Guess I got past that when I was young. Sunday supper meant killing two chickens. Want bacon with those eggs? Kill a hog. My grandma had her pets though, and those were never taken for food.
Personally, I feel better taking my own cow for meat than I do going to the store and buying steaks. I know that my cow had prime pasture, freedom to move, proper shelter and excellent care.
So to answer your question:
>>Yuk, how can you eat something you've raised?
I use a knife and a fork. :)
knife and a fork
Unless it's ribs or a drumstick, then I'd use my fingers.
We eat what we kill (one bullet mostly, too!) after field-dressing it, and getting it home clean then butchering it. Wild meat is far better healthwise than the stuff you buy in the market.
Besides which, elk is so far superior to beef there's just no comparison, and moose is that good too. I'm a bit less enthused over venison, because so many western mule deer are tough no matter how old or how you cook the meat (a function of the heat and drought I would assume, because 20 years + ago it was quite different in both flavor and tenderness).
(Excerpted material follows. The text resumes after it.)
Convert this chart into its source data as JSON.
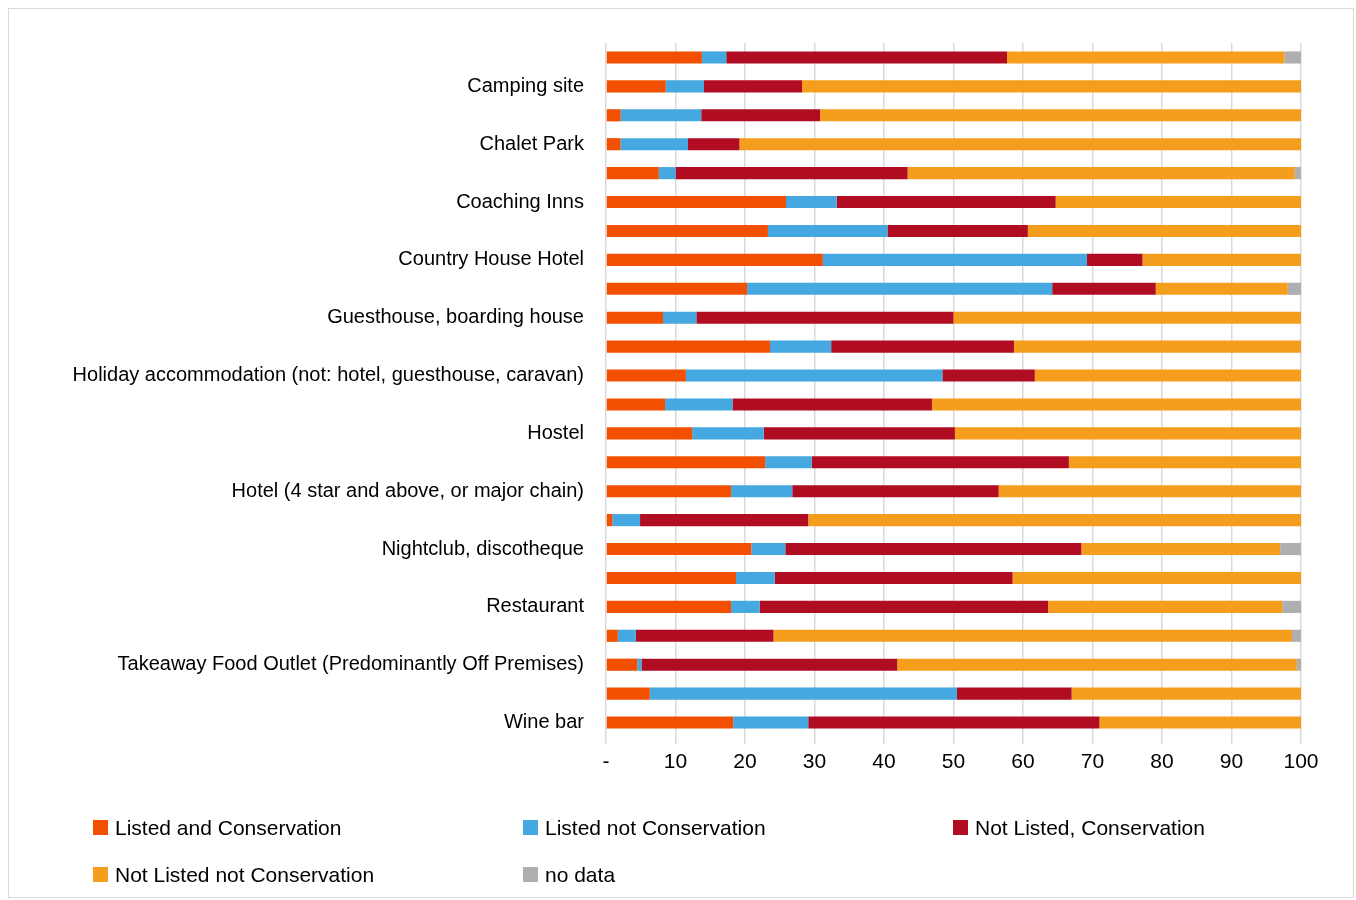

About the only game animal I'd prefer NOT to eat is western Rio Grande turkey - now talk about TOUGH....
That's different than raising it and then killing it. I guess I become too attached to animals. I know I wouldn't be able to kill anything that I'd fed, sheltered and named.
Plus, I'm a sissy who doesn't like guns, but that's besides the point. I still like my dinner to be strangers.
I don't know that that's BAD, just leaves some folks alienated from "life" in a way....
Yes, I prefer buying my meat wrapped in plastic, but that's because I couldn't stand killing anything. Actually, I prefer my meat wrapped in paper, but I'm sure that's not the point you were making anyway. I grew up in the suburbs, with a dog. It would've been illegal for us to raise and kill our food.
I'm pretty sure the four dogs, six parrots, cat and the amazing Oranda who can't swim, keep me connected to life. ;)
What I was getting at was that I'm well aware of all of the issues surrounding this discussion, I just have trouble understanding how people can mentally tell the difference between their housepets and their animals who are raised as food. Once I name something, I can't think of it as anything other than a pal. I don't have any problem hearing other points of view. This isn't religion or politics for me, just an "I don't get it" sort of thing. Kind of like how I don't get how half of my friends hate cilantro, when I love it.
A lot of people I know specifically name their meat animals things like Thanksgiving and Christmas (for a pair of turkeys), or Bacon, Ribeye, etc. People I know who raise chickens for meat just don't name them at all. And they don't let their cows in the house with their dogs and cats. ;)
OTOH, I had some elderly neighbors in Oregon who'd had a pair of pet cows for years, because they became pets, and I think I'd have to hire (or bribe) someone to do the killing, but once it's done there's no sense letting good meat go to waste, so the eating wouldn't pose any particular problem.